Wolvesmouth at the Wolvesden is one of Los Angeles’s best kept secret dinners. Though the dinner itself is exceptional, the Wolvesmouth experience is more about the intimate setting than the food. Rather than call for a reservation, the staff selects who comes to dinner by picking 20 lucky guests off a huge waiting list of hopefuls. Once there, these 20 guests are welcomed into a secret location, encouraged to drink and mingle and served a beautifully plated gourmet meal.
When you attend, it’s almost impossible to not see Los Angeles’s secret restaurant, Wolvesmouth, as a social experiment. Here we were dining with 18 other strangers, all different ages, careers, hometowns and neighborhoods, sharing wine, food and conversation as if we’d known each other for years.
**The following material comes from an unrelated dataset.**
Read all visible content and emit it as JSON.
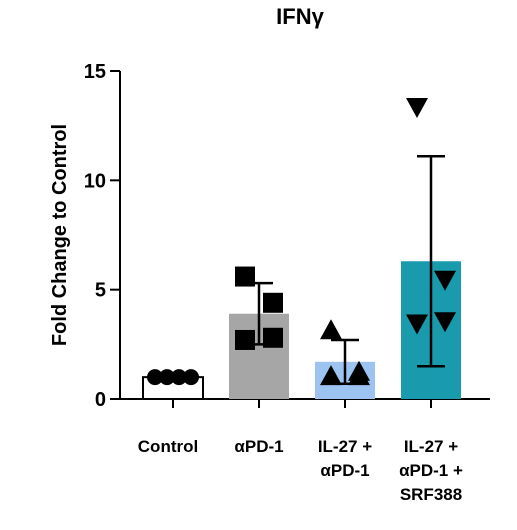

That’s what Craig Thornton does at Wolvesmouth.
Having worked in other restaurants for year’s prior, Craig became in tune with the things he did and didn’t love about the typical restaurant experience. The first of course, is the closed nature of going out. You rarely if ever talk to other guests and you don’t have the freedom to move around as you’d like. Second is the lesser-known woes of working in the kitchen. In a typical restaurant, turn around is fairly high, as chefs learn all they can from a restaurant and then make their way off to another. At Wolvesmouth, the chefs are in it for the long hall and the majority of the staff has been with the company over 5 years.
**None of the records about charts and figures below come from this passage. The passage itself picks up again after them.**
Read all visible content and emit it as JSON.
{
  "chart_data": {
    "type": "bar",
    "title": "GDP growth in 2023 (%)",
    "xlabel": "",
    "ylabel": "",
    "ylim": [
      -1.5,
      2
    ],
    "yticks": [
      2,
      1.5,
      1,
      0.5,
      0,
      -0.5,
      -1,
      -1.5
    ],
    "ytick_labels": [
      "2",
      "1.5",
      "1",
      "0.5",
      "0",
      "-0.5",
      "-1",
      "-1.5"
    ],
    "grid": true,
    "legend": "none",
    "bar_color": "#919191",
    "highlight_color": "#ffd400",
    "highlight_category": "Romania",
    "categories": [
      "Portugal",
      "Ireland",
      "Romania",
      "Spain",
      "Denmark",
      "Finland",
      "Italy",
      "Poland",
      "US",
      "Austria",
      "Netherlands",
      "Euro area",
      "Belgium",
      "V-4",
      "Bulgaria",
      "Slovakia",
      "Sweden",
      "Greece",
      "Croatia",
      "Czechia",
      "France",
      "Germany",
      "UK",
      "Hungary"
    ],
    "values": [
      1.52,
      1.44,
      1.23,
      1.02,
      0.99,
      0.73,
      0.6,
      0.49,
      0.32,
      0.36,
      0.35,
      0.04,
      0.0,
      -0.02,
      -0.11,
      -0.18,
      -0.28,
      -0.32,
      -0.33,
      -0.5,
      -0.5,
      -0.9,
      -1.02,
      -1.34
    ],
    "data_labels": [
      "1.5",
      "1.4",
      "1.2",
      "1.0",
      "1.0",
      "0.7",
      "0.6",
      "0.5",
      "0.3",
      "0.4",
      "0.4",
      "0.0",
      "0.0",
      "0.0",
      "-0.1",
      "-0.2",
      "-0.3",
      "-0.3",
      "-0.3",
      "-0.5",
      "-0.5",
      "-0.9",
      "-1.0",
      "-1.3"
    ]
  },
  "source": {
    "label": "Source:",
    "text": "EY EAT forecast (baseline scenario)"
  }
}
I wouldn’t have known we were at the right spot if there weren’t people already waiting outside. They looked as uncertain as we did, anxiously looking at their phones and talking in hushed voices. At exactly 6:45, a man opened the locked fence and beckoned us inside.
The front yard’s homeyness felt strangely out of place – the sort of backyard you’d find in the LA suburbs, not squished between a business and a Philly cheesesteak joint. When the man opened the front door and invited us in, I forgot where we were entirely. A large wooden table set for 20 was positioned at the center of the room directly facing a large open kitchen where 5 chefs were hard at work. It was warm and welcoming inside, but not too hot. Taxidermied wolves, deer and hawks lined the walkway and walls like trophies from a recent hunt. It simultaneously felt old school regal yet chic, and the house smelled amazing.
Once everyone was inside, a man introduced himself as Caleb and told us to make ourselves at home. He encouraged us to make our way around the house and kitchen, to mingle with other guests and help ourselves to wine.
The instructions said BYOB, so I wandered over to the makeshift bar to place my two bottles of wine on the table as a contribution, and others followed. We started opening bottles, making conversation with other guests and tasting the different wines and beers. The initial nervousness was put aside and the ambiance definitely felt more like an intimate dinner party than a group of strangers at a restaurant.
Dinner was 9 courses, and we were encouraged to get up and walk around in between. It definitely helped. Can you imagine eating 9 courses while just sitting for an hour and a half? Your food baby would probably explode out of your gut or something. Being able to mosey around the kitchen, talk to the chefs and hang out at the bar not only gave us time to breathe in between courses, but also kept the energy of the room lively and flowing.
The dinner consisted of 7 savory courses, 2 desserts and 12 bottles of wine, and lasted about an hour and a half. When it was time to go, guests lingered around the table before leaving, taking the time to say their farewells to other groups and thank the chefs and kitchen staff. That stuff just doesn’t happen at normal restaurants, but after experiencing the dinner here, I consider this a shortcoming for the typical dining expeirence. At Wolvemouth, they emphasize the primitive nature of eating a meal with other people and went above and beyond as far as taste, presentation and ambiance.